U.S. Treasury yields fell sharply on Thursday as the White House decision to impose a 30-day ban on travel from Europe to the U.S. sparked selling across global equities, spurring inflows into haven assets like government paper.
What are Treasurys doing?
The 10-year Treasury note yield TMUBMUSD10Y, -17.95% fell 12.2 basis points to 0.700%, while the 2-year note rate TMUBMUSD02Y, -28.40% was down 7.1 basis points to 0.425%. The 30-year bond yield TMUBMUSD30Y, -13.03% tumbled 9.7 basis points to 1.218%. Bond prices move in the opposite direction of yields.
What’s driving Treasurys?
Stocks sold off overnight after President Donald Trump announced a ban on travel from Europe to the U.S. by foreign nationals to stem the spread of the COVID-19 outbreak, adding to worries that the move could hurt cross-border economic activity. Analysts say the U.S. government will need to enact more aggressive and targeted fiscal stimulus measures to arrest the economic damage from the coronavirus epidemic.
Equity futures indicate sharp losses at the open for Wall Street. The S&P 500 SPX, -4.89% and the Nasdaq Composite COMP, -4.70% could slip into bear-market territory on Thursday, joining the blue-chip Dow Jones Industrial Average DJIA, -5.86% .

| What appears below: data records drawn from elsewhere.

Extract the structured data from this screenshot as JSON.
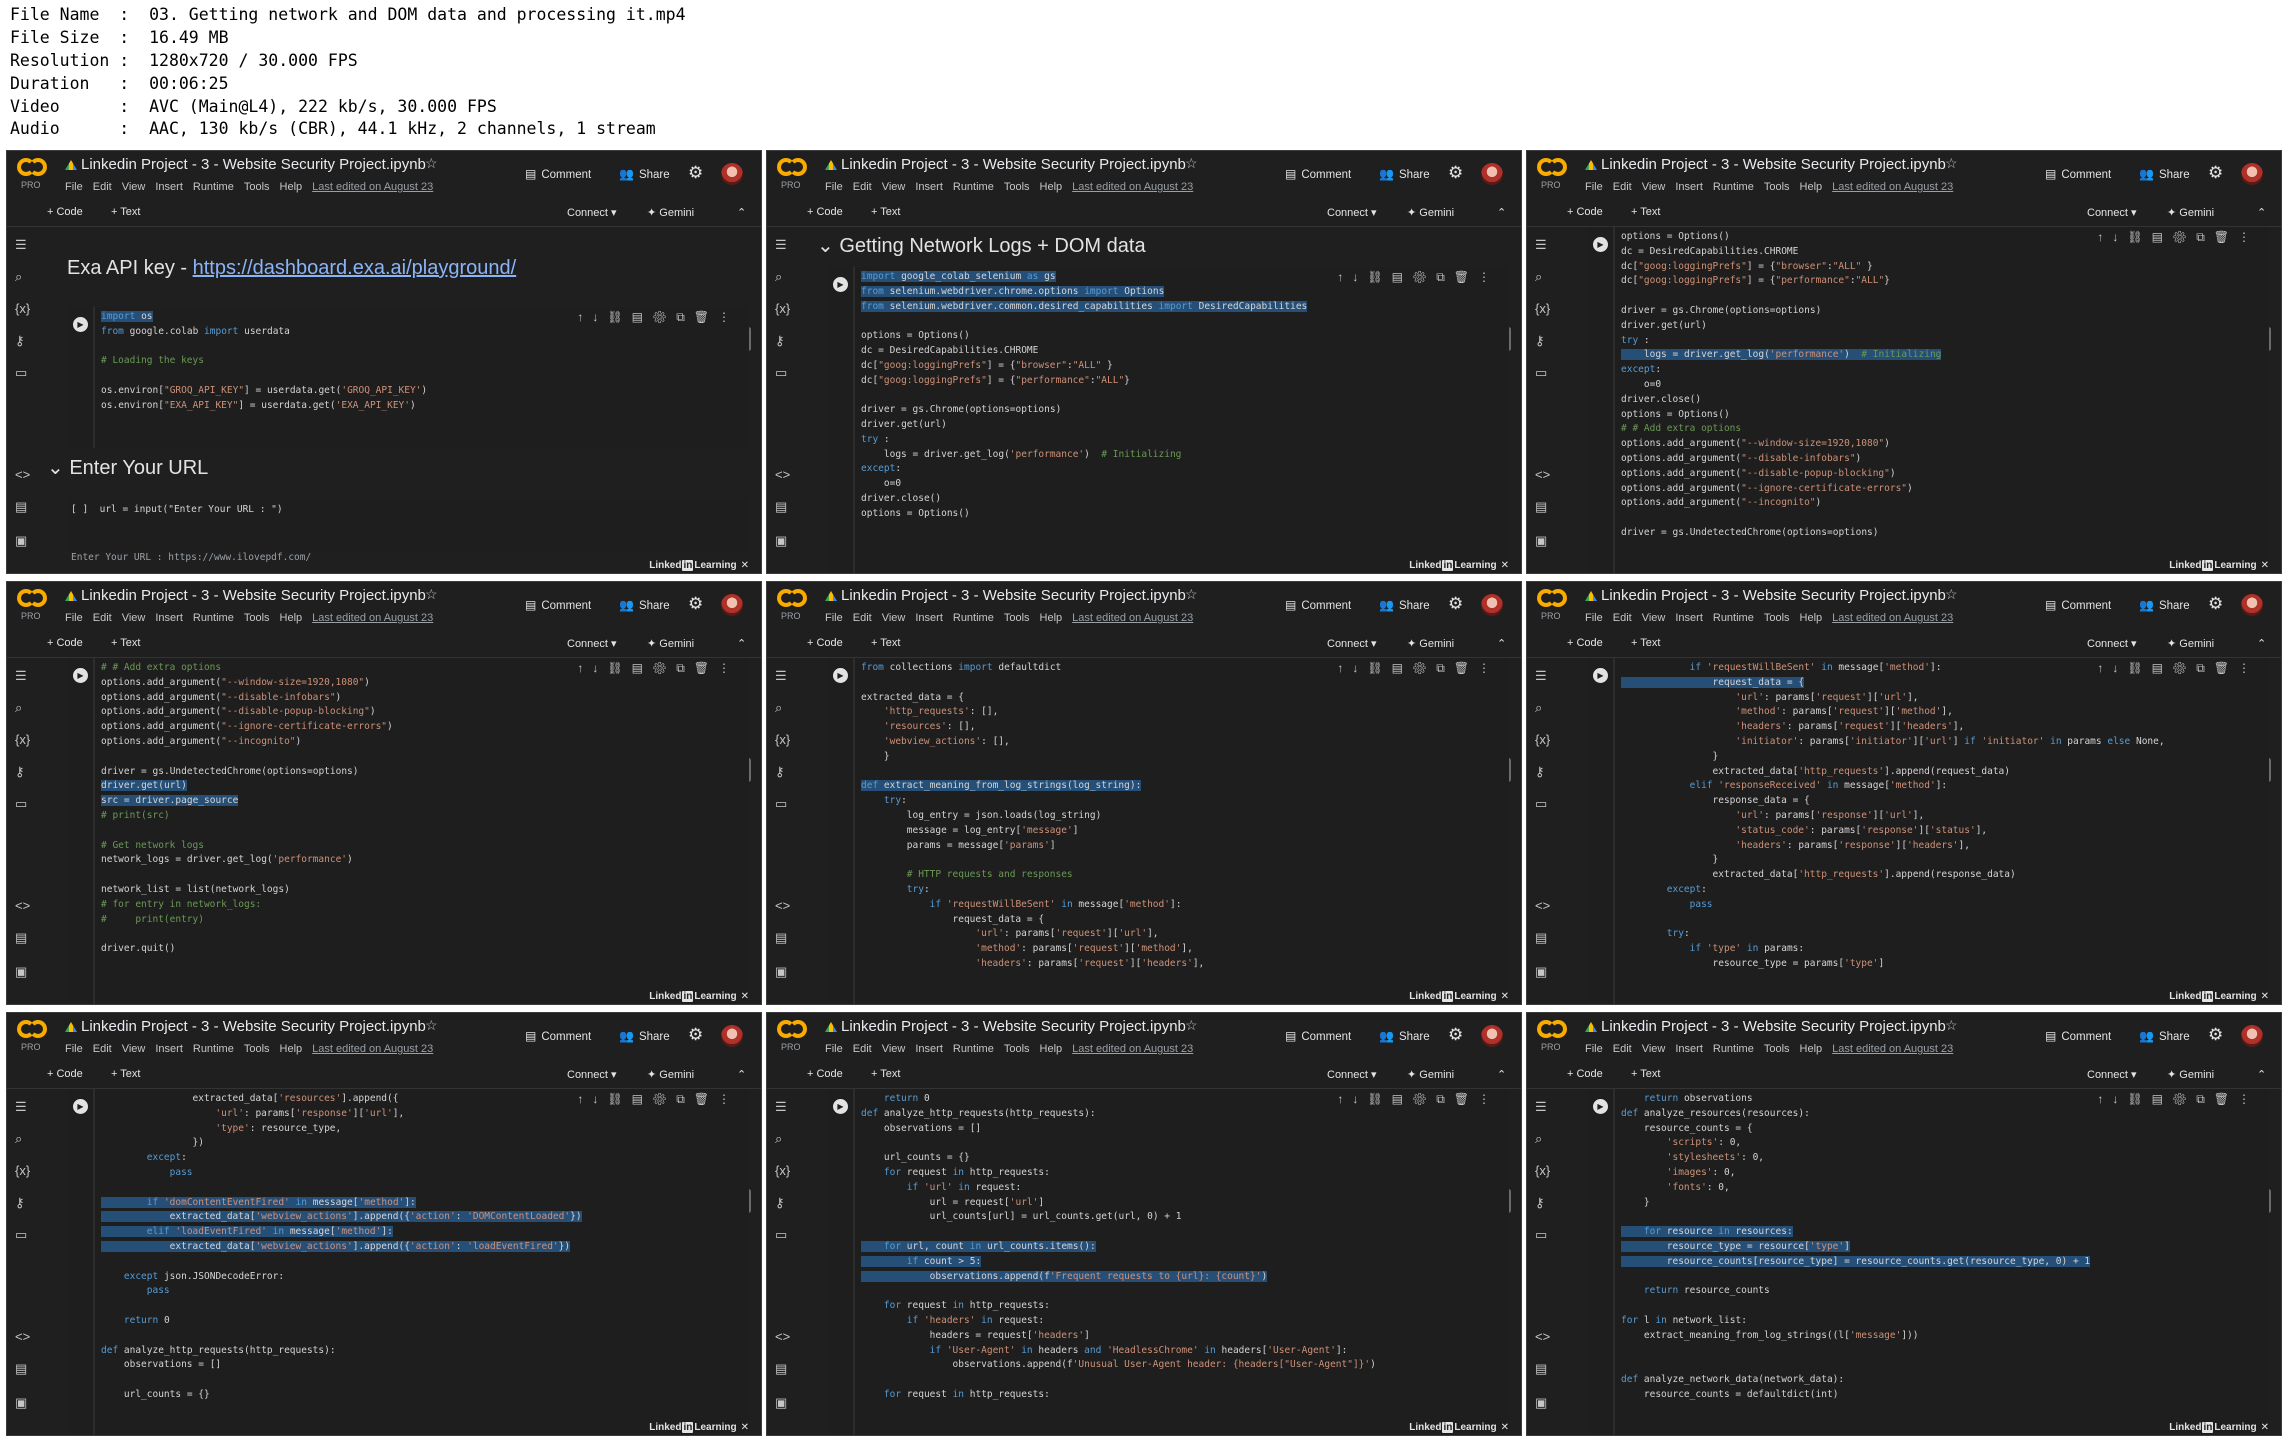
{
  "meta": {
    "lines": [
      "File Name  :  03. Getting network and DOM data and processing it.mp4",
      "File Size  :  16.49 MB",
      "Resolution :  1280x720 / 30.000 FPS",
      "Duration   :  00:06:25",
      "Video      :  AVC (Main@L4), 222 kb/s, 30.000 FPS",
      "Audio      :  AAC, 130 kb/s (CBR), 44.1 kHz, 2 channels, 1 stream"
    ]
  },
  "app": {
    "title": "Linkedin Project - 3 - Website Security Project.ipynb",
    "pro": "PRO",
    "menu": [
      "File",
      "Edit",
      "View",
      "Insert",
      "Runtime",
      "Tools",
      "Help"
    ],
    "last_edited": "Last edited on August 23",
    "comment": "Comment",
    "share": "Share",
    "add_code": "+ Code",
    "add_text": "+ Text",
    "connect": "Connect",
    "gemini": "Gemini",
    "watermark_pre": "Linked",
    "watermark_in": "in",
    "watermark_post": "Learning",
    "colors": {
      "bg": "#1f1f1f",
      "accent": "#f9ab00",
      "keyword": "#569cd6",
      "string": "#ce9178",
      "comment": "#6a9955",
      "selection": "#264f78"
    }
  },
  "cells": [
    {
      "md_title_prefix": "Exa API key - ",
      "md_link": "https://dashboard.exa.ai/playground/",
      "code": [
        "import os",
        "from google.colab import userdata",
        "",
        "# Loading the keys",
        "",
        "os.environ[\"GROQ_API_KEY\"] = userdata.get('GROQ_API_KEY')",
        "os.environ[\"EXA_API_KEY\"] = userdata.get('EXA_API_KEY')"
      ],
      "section": "Enter Your URL",
      "input_line": "[ ]  url = input(\"Enter Your URL : \")",
      "output_line": "Enter Your URL : https://www.ilovepdf.com/"
    },
    {
      "section": "Getting Network Logs + DOM data",
      "code": [
        "import google_colab_selenium as gs",
        "from selenium.webdriver.chrome.options import Options",
        "from selenium.webdriver.common.desired_capabilities import DesiredCapabilities",
        "",
        "options = Options()",
        "dc = DesiredCapabilities.CHROME",
        "dc[\"goog:loggingPrefs\"] = {\"browser\":\"ALL\" }",
        "dc[\"goog:loggingPrefs\"] = {\"performance\":\"ALL\"}",
        "",
        "driver = gs.Chrome(options=options)",
        "driver.get(url)",
        "try :",
        "    logs = driver.get_log('performance')  # Initializing",
        "except:",
        "    o=0",
        "driver.close()",
        "options = Options()"
      ]
    },
    {
      "code": [
        "options = Options()",
        "dc = DesiredCapabilities.CHROME",
        "dc[\"goog:loggingPrefs\"] = {\"browser\":\"ALL\" }",
        "dc[\"goog:loggingPrefs\"] = {\"performance\":\"ALL\"}",
        "",
        "driver = gs.Chrome(options=options)",
        "driver.get(url)",
        "try :",
        "    logs = driver.get_log('performance')  # Initializing",
        "except:",
        "    o=0",
        "driver.close()",
        "options = Options()",
        "# # Add extra options",
        "options.add_argument(\"--window-size=1920,1080\")",
        "options.add_argument(\"--disable-infobars\")",
        "options.add_argument(\"--disable-popup-blocking\")",
        "options.add_argument(\"--ignore-certificate-errors\")",
        "options.add_argument(\"--incognito\")",
        "",
        "driver = gs.UndetectedChrome(options=options)"
      ]
    },
    {
      "code": [
        "# # Add extra options",
        "options.add_argument(\"--window-size=1920,1080\")",
        "options.add_argument(\"--disable-infobars\")",
        "options.add_argument(\"--disable-popup-blocking\")",
        "options.add_argument(\"--ignore-certificate-errors\")",
        "options.add_argument(\"--incognito\")",
        "",
        "driver = gs.UndetectedChrome(options=options)",
        "driver.get(url)",
        "src = driver.page_source",
        "# print(src)",
        "",
        "# Get network logs",
        "network_logs = driver.get_log('performance')",
        "",
        "network_list = list(network_logs)",
        "# for entry in network_logs:",
        "#     print(entry)",
        "",
        "driver.quit()"
      ]
    },
    {
      "code": [
        "from collections import defaultdict",
        "",
        "extracted_data = {",
        "    'http_requests': [],",
        "    'resources': [],",
        "    'webview_actions': [],",
        "    }",
        "",
        "def extract_meaning_from_log_strings(log_string):",
        "    try:",
        "        log_entry = json.loads(log_string)",
        "        message = log_entry['message']",
        "        params = message['params']",
        "",
        "        # HTTP requests and responses",
        "        try:",
        "            if 'requestWillBeSent' in message['method']:",
        "                request_data = {",
        "                    'url': params['request']['url'],",
        "                    'method': params['request']['method'],",
        "                    'headers': params['request']['headers'],"
      ]
    },
    {
      "code": [
        "            if 'requestWillBeSent' in message['method']:",
        "                request_data = {",
        "                    'url': params['request']['url'],",
        "                    'method': params['request']['method'],",
        "                    'headers': params['request']['headers'],",
        "                    'initiator': params['initiator']['url'] if 'initiator' in params else None,",
        "                }",
        "                extracted_data['http_requests'].append(request_data)",
        "            elif 'responseReceived' in message['method']:",
        "                response_data = {",
        "                    'url': params['response']['url'],",
        "                    'status_code': params['response']['status'],",
        "                    'headers': params['response']['headers'],",
        "                }",
        "                extracted_data['http_requests'].append(response_data)",
        "        except:",
        "            pass",
        "",
        "        try:",
        "            if 'type' in params:",
        "                resource_type = params['type']"
      ]
    },
    {
      "code": [
        "                extracted_data['resources'].append({",
        "                    'url': params['response']['url'],",
        "                    'type': resource_type,",
        "                })",
        "        except:",
        "            pass",
        "",
        "        if 'domContentEventFired' in message['method']:",
        "            extracted_data['webview_actions'].append({'action': 'DOMContentLoaded'})",
        "        elif 'loadEventFired' in message['method']:",
        "            extracted_data['webview_actions'].append({'action': 'loadEventFired'})",
        "",
        "    except json.JSONDecodeError:",
        "        pass",
        "",
        "    return 0",
        "",
        "def analyze_http_requests(http_requests):",
        "    observations = []",
        "",
        "    url_counts = {}"
      ]
    },
    {
      "code": [
        "    return 0",
        "def analyze_http_requests(http_requests):",
        "    observations = []",
        "",
        "    url_counts = {}",
        "    for request in http_requests:",
        "        if 'url' in request:",
        "            url = request['url']",
        "            url_counts[url] = url_counts.get(url, 0) + 1",
        "",
        "    for url, count in url_counts.items():",
        "        if count > 5:",
        "            observations.append(f'Frequent requests to {url}: {count}')",
        "",
        "    for request in http_requests:",
        "        if 'headers' in request:",
        "            headers = request['headers']",
        "            if 'User-Agent' in headers and 'HeadlessChrome' in headers['User-Agent']:",
        "                observations.append(f'Unusual User-Agent header: {headers[\"User-Agent\"]}')",
        "",
        "    for request in http_requests:"
      ]
    },
    {
      "code": [
        "    return observations",
        "def analyze_resources(resources):",
        "    resource_counts = {",
        "        'scripts': 0,",
        "        'stylesheets': 0,",
        "        'images': 0,",
        "        'fonts': 0,",
        "    }",
        "",
        "    for resource in resources:",
        "        resource_type = resource['type']",
        "        resource_counts[resource_type] = resource_counts.get(resource_type, 0) + 1",
        "",
        "    return resource_counts",
        "",
        "for l in network_list:",
        "    extract_meaning_from_log_strings((l['message']))",
        "",
        "",
        "def analyze_network_data(network_data):",
        "    resource_counts = defaultdict(int)"
      ]
    }
  ]
}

Investors are also turning their attention to the European Central Bank, amid questions of how monetary policymakers could help support economic growth and stem worries about a freeze-up of credit markets in Europe.

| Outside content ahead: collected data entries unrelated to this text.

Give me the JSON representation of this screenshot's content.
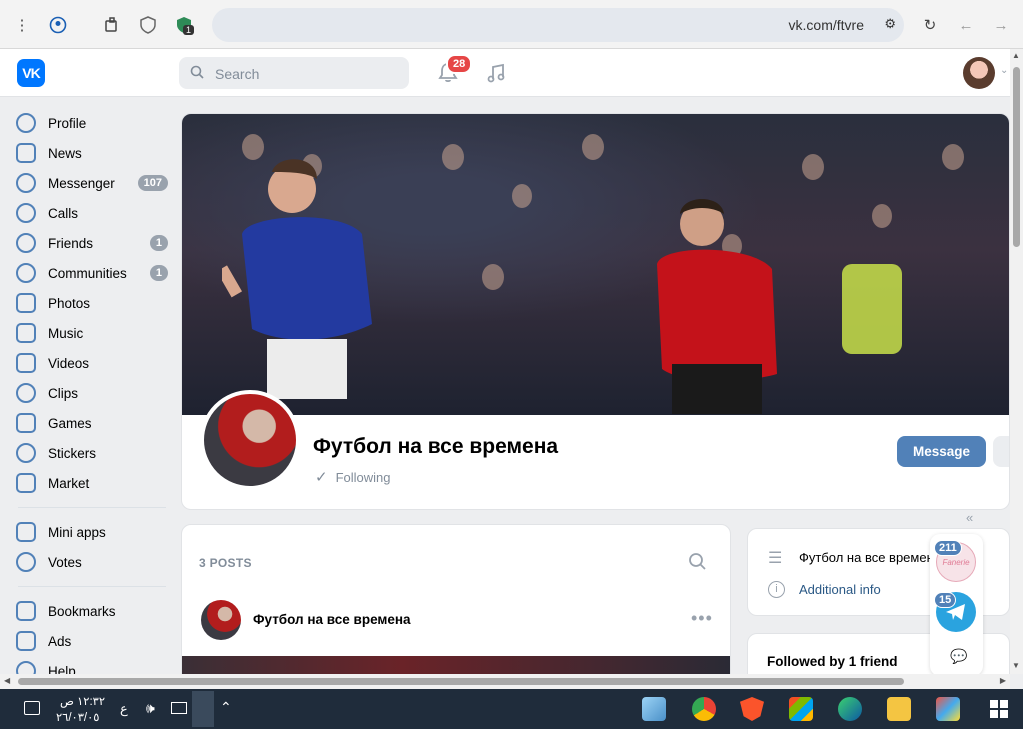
{
  "browser": {
    "url": "vk.com/ftvre",
    "extension_badge": "1"
  },
  "header": {
    "search_placeholder": "Search",
    "notifications_count": "28"
  },
  "sidebar": {
    "items": [
      {
        "label": "Profile",
        "icon": "profile-icon"
      },
      {
        "label": "News",
        "icon": "news-icon"
      },
      {
        "label": "Messenger",
        "icon": "messenger-icon",
        "count": "107"
      },
      {
        "label": "Calls",
        "icon": "calls-icon"
      },
      {
        "label": "Friends",
        "icon": "friends-icon",
        "count": "1"
      },
      {
        "label": "Communities",
        "icon": "communities-icon",
        "count": "1"
      },
      {
        "label": "Photos",
        "icon": "photos-icon"
      },
      {
        "label": "Music",
        "icon": "music-icon"
      },
      {
        "label": "Videos",
        "icon": "videos-icon"
      },
      {
        "label": "Clips",
        "icon": "clips-icon"
      },
      {
        "label": "Games",
        "icon": "games-icon"
      },
      {
        "label": "Stickers",
        "icon": "stickers-icon"
      },
      {
        "label": "Market",
        "icon": "market-icon"
      }
    ],
    "secondary": [
      {
        "label": "Mini apps",
        "icon": "mini-apps-icon"
      },
      {
        "label": "Votes",
        "icon": "votes-icon"
      }
    ],
    "tertiary": [
      {
        "label": "Bookmarks",
        "icon": "bookmarks-icon"
      },
      {
        "label": "Ads",
        "icon": "ads-icon"
      },
      {
        "label": "Help",
        "icon": "help-icon"
      }
    ]
  },
  "community": {
    "name": "Футбол на все времена",
    "status": "Following",
    "message_button": "Message"
  },
  "posts": {
    "count_label": "3 POSTS",
    "post_author": "Футбол на все времена"
  },
  "info": {
    "name": "Футбол на все времена",
    "additional": "Additional info"
  },
  "friends": {
    "title": "Followed by 1 friend"
  },
  "chat_widget": {
    "chat1_badge": "211",
    "chat1_logo": "Fanerie",
    "chat2_badge": "15"
  },
  "taskbar": {
    "time": "١٢:٣٢ ص",
    "date": "٢٦/٠٣/٠٥",
    "lang": "ع"
  },
  "colors": {
    "accent": "#5181b8",
    "vk_blue": "#0077ff",
    "badge_red": "#e64646"
  }
}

In U.S. economic data, weekly jobless claims and February producer prices are due for release at 8:30 a.m. ET
What did market participants’ say?
“Today is a ‘whatever it takes moment’ amid President Lagarde’s first serious test of her reign as ECB chief. It is not the moment for politics and a repeat of the rift between council members that overshadowed Draghi’s swansong last September,” wrote Kenneth Broux, a strategist at Société Générale.